Regexp query for url matching

Hi there!

I’ve trouble using the regexp query of elasticsearch.

I want to identify records looking likes this:
"parsed_message": "GET https://server/different-endpoints/fix-endpoint/library.js?m=15f2fe2ddf0, Referrer=https://url.com"

I’ve read https://www.elastic.co/guide/en/elasticsearch/reference/current/query-dsl-regexp-query.html and learned that elasticsearch regex matching works a bit different. But according to what I read I played around and found out that

GET logs-*/_search
{
  "query": {
      "regexp": {
        "parsed_message": ".*\\.js.*"
      }
  }
}

actually finds results. Since this expression is way to rough, I tried

GET logs-*/_search
{
  "query": {
      "regexp": {
        "parsed_message": ".*\\.js\\?.*"
      }
  }
}

to make it a bit more precise. But even after this little change the query does not match anymore. What am I doing wrong?

Best regards,
BK

No one here who has some experience with that?

using a regular expression is not an efficient way to solve this.
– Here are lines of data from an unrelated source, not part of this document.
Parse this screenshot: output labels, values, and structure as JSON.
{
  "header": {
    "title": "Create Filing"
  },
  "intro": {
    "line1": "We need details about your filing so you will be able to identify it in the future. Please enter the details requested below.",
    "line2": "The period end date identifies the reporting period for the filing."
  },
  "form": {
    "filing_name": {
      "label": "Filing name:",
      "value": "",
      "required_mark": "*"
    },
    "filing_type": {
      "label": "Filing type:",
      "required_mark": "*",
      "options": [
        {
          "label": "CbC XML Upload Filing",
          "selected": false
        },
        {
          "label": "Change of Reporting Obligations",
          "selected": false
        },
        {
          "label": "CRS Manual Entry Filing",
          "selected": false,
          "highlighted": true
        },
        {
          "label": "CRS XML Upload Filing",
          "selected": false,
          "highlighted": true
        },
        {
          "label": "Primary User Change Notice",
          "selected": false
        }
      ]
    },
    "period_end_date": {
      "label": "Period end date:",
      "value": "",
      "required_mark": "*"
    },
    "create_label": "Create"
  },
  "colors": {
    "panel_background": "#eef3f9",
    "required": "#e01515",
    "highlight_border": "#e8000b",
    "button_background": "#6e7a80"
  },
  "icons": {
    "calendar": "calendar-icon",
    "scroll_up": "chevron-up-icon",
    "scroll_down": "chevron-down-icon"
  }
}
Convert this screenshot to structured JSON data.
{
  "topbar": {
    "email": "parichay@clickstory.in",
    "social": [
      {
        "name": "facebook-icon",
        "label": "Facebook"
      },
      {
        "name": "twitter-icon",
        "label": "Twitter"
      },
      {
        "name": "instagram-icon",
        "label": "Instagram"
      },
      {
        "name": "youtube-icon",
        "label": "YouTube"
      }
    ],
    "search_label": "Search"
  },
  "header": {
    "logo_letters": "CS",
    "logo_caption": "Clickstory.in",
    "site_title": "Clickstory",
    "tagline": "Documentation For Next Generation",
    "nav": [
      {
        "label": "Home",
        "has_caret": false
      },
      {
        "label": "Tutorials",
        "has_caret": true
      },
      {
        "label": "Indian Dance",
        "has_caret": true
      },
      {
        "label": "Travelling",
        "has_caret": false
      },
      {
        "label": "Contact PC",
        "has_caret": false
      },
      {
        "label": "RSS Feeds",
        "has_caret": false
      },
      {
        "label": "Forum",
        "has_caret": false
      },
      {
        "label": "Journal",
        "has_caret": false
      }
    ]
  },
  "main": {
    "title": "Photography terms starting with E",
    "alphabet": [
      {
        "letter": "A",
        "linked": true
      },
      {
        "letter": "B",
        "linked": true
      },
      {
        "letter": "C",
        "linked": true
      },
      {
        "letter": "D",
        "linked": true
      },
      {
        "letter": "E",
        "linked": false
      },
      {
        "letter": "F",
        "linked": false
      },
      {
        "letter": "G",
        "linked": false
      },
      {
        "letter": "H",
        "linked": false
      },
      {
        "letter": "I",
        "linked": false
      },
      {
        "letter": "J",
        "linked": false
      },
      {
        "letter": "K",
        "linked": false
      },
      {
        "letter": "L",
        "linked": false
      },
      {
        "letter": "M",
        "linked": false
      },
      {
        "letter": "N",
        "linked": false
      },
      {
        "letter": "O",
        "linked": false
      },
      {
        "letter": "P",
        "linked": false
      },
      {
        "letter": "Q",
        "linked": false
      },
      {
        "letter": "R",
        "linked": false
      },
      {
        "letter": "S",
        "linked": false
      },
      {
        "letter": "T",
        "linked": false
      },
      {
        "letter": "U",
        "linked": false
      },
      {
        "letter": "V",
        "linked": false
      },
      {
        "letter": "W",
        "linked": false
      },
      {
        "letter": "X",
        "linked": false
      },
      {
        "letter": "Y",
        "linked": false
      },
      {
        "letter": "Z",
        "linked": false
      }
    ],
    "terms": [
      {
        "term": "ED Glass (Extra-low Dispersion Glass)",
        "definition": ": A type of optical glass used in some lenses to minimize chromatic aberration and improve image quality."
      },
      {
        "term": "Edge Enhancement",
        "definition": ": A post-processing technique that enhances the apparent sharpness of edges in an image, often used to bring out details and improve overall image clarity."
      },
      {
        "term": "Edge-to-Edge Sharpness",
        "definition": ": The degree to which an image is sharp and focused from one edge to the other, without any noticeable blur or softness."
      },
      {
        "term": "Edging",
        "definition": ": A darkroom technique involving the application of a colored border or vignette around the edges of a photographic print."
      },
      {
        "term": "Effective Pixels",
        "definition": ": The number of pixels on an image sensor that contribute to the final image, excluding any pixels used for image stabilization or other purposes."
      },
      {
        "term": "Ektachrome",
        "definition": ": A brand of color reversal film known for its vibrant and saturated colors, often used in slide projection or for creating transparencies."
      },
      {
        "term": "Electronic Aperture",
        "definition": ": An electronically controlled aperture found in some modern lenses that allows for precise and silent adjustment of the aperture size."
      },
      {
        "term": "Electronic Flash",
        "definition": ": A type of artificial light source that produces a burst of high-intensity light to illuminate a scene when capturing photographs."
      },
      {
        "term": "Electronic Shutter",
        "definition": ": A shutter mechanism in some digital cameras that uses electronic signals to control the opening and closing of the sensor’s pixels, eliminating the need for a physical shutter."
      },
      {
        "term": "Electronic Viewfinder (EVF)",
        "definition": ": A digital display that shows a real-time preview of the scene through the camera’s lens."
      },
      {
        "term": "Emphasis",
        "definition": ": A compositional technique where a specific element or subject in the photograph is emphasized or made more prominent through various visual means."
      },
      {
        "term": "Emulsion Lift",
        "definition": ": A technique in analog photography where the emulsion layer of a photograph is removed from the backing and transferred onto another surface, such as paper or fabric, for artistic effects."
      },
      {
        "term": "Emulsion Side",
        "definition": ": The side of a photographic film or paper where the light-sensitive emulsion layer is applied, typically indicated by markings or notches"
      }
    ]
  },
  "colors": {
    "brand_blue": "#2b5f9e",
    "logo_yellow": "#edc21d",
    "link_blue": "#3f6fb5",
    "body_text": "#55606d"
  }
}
What if you decided on indexing, if there is an URL in your field and extracted that URL or its parts out of that? This way your query could become much simpler, maybe just for the existence of a field or a query against the deconstructed parts of an URL.

This however requires some preprocessing work (a classic search tradeoff, you need to decide if you spent CPU cycles on indexing and preprocessing or on search time).

You could use an self written ingest processor to extract URLs from text or just have a preprocessing python script.

This blog post might be of interest: https://www.elastic.co/blog/writing-your-own-ingest-processor-for-elasticsearch

Thank you for you tips, I implemented it via grok and tagging for now. :slight_smile:

This topic was automatically closed 28 days after the last reply. New replies are no longer allowed.